Filmed by teams in both Seoul and Los Angeles, there’s plenty to unpack from the accompanying music video, but among the euphoric vignettes, heartfelt spotlights on service workers through the pandemic, and Jungkook’s incredibly emo haircut, one detail stands out: The BTS ARMY has been abuzz with the fact that the choreography incorporates sign language.
William Martinez, a professional actor and musician who grew up in a deaf household, spoke to Consequence in order to shed a bit of light on the sign language details woven throughout the visual for “Permission to Dance.”
Martinez — who travels the country with a show called SIGNing the Song: You Have Changed My Life, inspiring educators and students alike with ASL and the unifying power of music — maintains that music can truly be a universal experience when accessibility and inclusivity are prioritized. “Music is not just for the ears. It ignites all of the senses. Music is visual and emotional,” he says, explaining that body and face are just as much a part of the musical journey as words and sounds. “One of my favorite things about ASL and music is those who have never been exposed to ASL beginning to comprehend signs and the amazing imagery they provide.”

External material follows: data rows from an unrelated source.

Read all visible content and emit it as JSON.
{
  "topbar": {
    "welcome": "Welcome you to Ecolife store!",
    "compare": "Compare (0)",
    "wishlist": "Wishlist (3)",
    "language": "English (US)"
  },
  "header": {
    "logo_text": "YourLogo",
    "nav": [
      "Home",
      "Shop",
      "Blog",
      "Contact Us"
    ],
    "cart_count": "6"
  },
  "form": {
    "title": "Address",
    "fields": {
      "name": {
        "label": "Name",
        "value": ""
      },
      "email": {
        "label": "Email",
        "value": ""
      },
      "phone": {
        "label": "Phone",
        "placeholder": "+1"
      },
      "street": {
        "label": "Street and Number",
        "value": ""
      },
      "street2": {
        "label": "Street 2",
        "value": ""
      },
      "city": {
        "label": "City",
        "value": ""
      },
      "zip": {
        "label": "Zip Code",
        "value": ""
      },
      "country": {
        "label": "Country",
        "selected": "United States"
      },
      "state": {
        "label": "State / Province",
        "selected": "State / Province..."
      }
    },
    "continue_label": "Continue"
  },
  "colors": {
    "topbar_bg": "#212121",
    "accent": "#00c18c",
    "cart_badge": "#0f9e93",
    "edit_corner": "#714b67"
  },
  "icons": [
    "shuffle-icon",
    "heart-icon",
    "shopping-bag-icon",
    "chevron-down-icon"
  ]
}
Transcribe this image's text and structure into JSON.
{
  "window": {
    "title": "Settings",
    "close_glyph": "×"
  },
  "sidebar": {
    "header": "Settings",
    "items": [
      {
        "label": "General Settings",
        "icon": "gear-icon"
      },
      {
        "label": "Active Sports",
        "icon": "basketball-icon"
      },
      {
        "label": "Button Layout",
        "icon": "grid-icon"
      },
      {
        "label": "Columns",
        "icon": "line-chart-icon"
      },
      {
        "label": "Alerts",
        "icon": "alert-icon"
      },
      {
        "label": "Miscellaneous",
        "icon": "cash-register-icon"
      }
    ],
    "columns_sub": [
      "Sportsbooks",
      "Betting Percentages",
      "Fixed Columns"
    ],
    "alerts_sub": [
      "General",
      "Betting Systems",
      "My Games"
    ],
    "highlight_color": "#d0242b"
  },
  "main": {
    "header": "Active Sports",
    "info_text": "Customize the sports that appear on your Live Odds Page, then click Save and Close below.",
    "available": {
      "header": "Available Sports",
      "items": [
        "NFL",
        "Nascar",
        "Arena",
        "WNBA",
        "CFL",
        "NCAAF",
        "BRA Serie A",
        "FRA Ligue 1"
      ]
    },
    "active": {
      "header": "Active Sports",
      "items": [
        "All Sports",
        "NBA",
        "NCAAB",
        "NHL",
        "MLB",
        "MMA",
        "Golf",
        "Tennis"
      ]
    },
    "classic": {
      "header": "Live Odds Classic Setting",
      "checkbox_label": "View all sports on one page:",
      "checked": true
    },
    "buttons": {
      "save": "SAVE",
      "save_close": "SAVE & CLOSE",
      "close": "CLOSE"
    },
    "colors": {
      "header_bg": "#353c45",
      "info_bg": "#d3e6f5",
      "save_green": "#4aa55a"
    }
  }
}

The pandemic posed unique challenges for so many, including the differently abled: while emphasizing that he would never speak for the deaf community, Martinez points out one of the specific hurdles throughout this time. “Many Deaf depend on lip reading to communicate with non-ASL speakers. I personally witnessed the Deaf forced to make a scary choice: protect themselves with masks, or risk infection to get more clarity.” In addition to the inclusion of sign language, “Permission to Dance” features scenes of teachers, office workers, janitorial staff, and mail carriers, and while the pandemic experience may not have been the same for people across these demographics, there’s a sense of intentionality behind the details.
Martinez noticed some of the differences between ASL (American Sign Language) and KSL (Korean Sign Language), highlighting that sign language is different around the world and often reflects the culture, language, and region of its speakers. While the signs used in the video for “peace” and “play” are different in KSL, one particularly important word is consistent: “The sign for ‘dance’ is the same,” he confirms. “I am excited to see sign language used in such creative ways and to such a huge audience. Accessibility and mainstream representation are so crucial to continue the fight for equity.”
Certainly, a spotlight on the deaf community during Disability Pride Month (and the addition of a hearing aid emoji to their Twitter bio) aligns with BTS’ philanthropic track record. The group has often spoken on mental health and environmental justice, using their massive platform for positivity. Notably, the group made 2020 headlines for a donation of $1 million USD to Black Lives Matter, a number that was matched by the BTS ARMY in just over 24 hours. They’ll also be returning to the United Nations General Assembly in September, their third appearance at the global summit, this time as the recently appointed Presidential Special Envoy for Future Generations and Culture.
“Anything can be a universal experience if equity and unconditional love are at the forefront,” Martinez adds. “Music is a magic wand that can be possessed by everyone.”